И Андрей искал эту свою книгу, поэтому и «тиснул» из шкафа «Жизнь» Ги де Мопассана. Но ошибся. Не пахло там им и его жизнью. И читал он сейчас ее, чтобы понять взрослых, хоть немножко разобраться, кто они такие и почему так трудно с ними живется ему, Андрею, почему они всегда мешают ему жить.
Кое-что в потемках в своем углу он начал понимать. Но тут на него легла тень. Андрей перепугался: все, влип, и, готовый ко всему, поднял голову. Перед ним стояла новенькая.
— Ты что читаешь? Страшное что-то читаешь — хмуришься и дергаешься.
«Чего это ей надо?» — неприязненно подумал Андрей. Но неприязни этой его хватило только на минуту-другую. Ему тут же стало не то чтобы хорошо, но приятно оттого, что она заговорила с ним. Во-первых, опять же потому, что с ним разговаривала девчонка, и не какая-нибудь, а почти взрослая. А во-вторых, она хорошо разговаривала. Совсем не так, как с Робей Жуковым. А в-третьих... В-третьих, он все же гордился собой: читает взрослую книгу, про взрослую жизнь и все понимает. И Андрей показал, правда, не без замирания сердца, книгу.

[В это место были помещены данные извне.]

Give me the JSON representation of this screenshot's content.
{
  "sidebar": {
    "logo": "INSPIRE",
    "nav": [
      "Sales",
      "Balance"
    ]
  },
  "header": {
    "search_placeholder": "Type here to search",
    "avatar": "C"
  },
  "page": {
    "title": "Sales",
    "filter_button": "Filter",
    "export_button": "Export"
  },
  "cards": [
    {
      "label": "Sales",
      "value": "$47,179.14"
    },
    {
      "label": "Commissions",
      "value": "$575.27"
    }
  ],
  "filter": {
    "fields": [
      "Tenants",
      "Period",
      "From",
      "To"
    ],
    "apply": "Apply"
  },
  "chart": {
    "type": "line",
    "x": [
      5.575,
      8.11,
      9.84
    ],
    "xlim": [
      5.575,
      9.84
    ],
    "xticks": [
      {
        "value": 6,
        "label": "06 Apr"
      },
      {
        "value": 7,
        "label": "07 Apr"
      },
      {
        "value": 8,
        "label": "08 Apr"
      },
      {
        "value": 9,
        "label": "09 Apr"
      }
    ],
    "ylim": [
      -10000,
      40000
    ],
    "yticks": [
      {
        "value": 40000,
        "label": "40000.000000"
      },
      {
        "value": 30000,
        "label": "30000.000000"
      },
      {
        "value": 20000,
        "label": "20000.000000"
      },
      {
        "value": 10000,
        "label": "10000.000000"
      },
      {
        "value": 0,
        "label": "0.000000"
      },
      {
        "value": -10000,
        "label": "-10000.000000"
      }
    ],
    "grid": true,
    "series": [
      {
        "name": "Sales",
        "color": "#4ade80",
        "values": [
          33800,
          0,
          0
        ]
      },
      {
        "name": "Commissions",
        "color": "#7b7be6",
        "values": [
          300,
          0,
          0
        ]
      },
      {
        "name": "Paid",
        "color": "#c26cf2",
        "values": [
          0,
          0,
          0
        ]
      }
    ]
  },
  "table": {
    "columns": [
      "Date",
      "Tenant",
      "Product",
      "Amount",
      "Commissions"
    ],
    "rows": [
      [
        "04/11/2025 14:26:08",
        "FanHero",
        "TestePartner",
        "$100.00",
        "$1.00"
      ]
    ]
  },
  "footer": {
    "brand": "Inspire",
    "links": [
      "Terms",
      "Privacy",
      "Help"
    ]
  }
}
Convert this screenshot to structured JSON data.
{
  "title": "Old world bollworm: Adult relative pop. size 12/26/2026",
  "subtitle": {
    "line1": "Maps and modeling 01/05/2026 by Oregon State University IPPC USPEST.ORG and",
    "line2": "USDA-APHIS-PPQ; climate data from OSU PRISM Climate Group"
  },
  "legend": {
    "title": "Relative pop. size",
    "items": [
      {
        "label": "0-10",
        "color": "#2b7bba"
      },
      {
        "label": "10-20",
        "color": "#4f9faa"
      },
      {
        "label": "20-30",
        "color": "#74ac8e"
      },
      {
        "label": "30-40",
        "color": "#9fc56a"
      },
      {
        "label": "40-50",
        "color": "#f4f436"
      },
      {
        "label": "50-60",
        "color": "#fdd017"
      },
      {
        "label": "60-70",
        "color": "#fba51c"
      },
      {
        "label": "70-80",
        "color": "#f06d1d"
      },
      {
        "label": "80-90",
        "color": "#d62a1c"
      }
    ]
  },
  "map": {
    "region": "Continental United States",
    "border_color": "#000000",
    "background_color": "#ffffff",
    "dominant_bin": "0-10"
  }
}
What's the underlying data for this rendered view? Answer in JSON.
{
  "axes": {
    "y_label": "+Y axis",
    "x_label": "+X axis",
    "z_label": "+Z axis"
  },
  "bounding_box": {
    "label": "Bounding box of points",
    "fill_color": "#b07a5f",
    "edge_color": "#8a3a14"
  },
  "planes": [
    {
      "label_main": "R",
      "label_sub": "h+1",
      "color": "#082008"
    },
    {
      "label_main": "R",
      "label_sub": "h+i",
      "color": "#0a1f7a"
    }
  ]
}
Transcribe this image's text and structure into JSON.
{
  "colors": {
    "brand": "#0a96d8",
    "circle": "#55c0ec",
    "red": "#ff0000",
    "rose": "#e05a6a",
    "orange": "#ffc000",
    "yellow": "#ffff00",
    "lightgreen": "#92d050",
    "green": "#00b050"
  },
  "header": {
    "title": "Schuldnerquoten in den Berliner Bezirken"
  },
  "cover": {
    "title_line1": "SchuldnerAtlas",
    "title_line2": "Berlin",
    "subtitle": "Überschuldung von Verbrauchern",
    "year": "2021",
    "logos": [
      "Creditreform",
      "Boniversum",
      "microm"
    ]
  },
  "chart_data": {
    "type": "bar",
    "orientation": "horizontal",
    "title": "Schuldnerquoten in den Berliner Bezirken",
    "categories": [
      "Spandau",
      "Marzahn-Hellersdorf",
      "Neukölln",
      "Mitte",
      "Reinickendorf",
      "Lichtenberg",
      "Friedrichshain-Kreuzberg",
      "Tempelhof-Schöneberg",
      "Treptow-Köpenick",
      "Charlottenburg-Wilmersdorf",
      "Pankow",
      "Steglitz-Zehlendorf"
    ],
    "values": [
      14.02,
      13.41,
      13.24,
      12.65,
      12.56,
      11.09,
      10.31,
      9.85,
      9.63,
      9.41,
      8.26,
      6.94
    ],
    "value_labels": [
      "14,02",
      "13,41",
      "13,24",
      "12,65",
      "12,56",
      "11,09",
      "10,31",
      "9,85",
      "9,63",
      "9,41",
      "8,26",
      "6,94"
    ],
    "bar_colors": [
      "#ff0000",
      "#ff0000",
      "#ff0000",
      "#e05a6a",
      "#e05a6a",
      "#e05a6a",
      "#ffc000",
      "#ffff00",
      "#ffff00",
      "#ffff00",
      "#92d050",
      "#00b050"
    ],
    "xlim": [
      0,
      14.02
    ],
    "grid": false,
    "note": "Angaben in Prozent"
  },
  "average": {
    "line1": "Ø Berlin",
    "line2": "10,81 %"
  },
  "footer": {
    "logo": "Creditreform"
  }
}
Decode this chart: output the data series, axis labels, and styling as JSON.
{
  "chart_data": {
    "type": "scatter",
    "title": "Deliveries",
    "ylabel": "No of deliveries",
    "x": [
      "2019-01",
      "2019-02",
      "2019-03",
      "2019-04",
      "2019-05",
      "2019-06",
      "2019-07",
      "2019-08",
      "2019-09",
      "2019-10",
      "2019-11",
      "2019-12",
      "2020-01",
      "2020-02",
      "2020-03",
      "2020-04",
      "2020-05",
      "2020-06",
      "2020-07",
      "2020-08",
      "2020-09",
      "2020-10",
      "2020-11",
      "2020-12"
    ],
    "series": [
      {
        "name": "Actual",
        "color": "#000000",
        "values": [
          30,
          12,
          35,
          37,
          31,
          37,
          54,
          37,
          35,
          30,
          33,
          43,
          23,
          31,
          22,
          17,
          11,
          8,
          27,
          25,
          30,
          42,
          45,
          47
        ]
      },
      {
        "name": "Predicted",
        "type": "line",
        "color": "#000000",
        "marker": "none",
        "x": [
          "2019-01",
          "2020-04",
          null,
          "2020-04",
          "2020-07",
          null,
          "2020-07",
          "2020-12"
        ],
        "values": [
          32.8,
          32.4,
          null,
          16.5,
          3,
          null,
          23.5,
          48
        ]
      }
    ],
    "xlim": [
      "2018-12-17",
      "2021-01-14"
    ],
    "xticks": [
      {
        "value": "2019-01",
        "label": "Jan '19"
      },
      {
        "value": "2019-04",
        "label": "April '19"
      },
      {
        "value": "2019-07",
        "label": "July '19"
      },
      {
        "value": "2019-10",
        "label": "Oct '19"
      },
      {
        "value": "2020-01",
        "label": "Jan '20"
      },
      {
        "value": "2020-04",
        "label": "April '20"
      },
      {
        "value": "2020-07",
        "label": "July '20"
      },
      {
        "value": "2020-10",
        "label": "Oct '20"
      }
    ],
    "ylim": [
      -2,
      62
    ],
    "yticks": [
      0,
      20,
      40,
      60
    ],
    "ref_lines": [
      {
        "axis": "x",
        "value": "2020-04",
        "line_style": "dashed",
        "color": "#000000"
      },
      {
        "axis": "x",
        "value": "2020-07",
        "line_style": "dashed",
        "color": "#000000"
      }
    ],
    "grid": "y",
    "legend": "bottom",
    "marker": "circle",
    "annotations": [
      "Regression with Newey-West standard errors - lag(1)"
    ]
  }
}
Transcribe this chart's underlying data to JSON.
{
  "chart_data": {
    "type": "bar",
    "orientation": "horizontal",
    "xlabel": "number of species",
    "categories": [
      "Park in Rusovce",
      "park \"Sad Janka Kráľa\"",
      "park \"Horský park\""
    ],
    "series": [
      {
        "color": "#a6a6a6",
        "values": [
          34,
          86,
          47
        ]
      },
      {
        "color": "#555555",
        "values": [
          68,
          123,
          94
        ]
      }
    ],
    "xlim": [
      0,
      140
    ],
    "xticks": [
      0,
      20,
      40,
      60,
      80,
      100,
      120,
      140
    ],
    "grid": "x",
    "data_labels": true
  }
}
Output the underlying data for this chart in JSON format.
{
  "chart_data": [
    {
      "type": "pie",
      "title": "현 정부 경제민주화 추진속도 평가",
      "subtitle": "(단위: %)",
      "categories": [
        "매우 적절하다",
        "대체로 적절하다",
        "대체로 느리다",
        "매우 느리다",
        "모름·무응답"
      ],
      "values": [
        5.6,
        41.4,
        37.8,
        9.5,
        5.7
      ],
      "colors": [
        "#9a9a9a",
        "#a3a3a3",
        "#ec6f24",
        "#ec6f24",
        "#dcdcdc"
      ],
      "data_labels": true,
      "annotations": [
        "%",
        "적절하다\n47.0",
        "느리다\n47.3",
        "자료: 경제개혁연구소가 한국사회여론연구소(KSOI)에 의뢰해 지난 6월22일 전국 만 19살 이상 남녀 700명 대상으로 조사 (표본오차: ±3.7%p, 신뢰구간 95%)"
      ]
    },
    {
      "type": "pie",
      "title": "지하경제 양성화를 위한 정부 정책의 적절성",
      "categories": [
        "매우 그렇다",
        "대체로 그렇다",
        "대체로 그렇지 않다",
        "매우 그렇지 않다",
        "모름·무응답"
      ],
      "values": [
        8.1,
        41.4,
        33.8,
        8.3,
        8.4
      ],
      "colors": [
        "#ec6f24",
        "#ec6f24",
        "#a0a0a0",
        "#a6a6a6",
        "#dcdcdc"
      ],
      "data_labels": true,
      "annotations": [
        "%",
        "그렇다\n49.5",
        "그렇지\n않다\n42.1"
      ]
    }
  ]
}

— Меня зовут Тамарой, — сказала новенькая. Он не догадался, не знал, что здесь и ему надо назвать свое имя. Ждал, как ей поглянется, что он читает такие книги. И Тамара сама спросила:
— А у тебя имя есть? Как тебя зовут?
— Андрей... — Тут он хотел назвать еще и свою фамилию. Настоящую. Но хорошо, вовремя спохватился: — Андрей меня зовут.
— А ты больше на Леньку похож. — Тамара понимающе прищурилась. — «Дед Архип и Ленька» — не про тебя?
— И совсем не про меня. Это Максима Горького книга, который «В людях», «Мои университеты» написал...
Андрей почти возненавидел новенькую. Вот как, оказывается, глупо можно сесть на крючок. Только рот раскрыл, поверил... А все с хитростью подъезжают к нему. Плешь переели уже этим Горьким. Чуть что: «Дед Архип и Ленька»...
— Я знал деда Архипа, — сказал Андрей, — и Леньку знал. Они жили на нашей улице, рыжие были оба.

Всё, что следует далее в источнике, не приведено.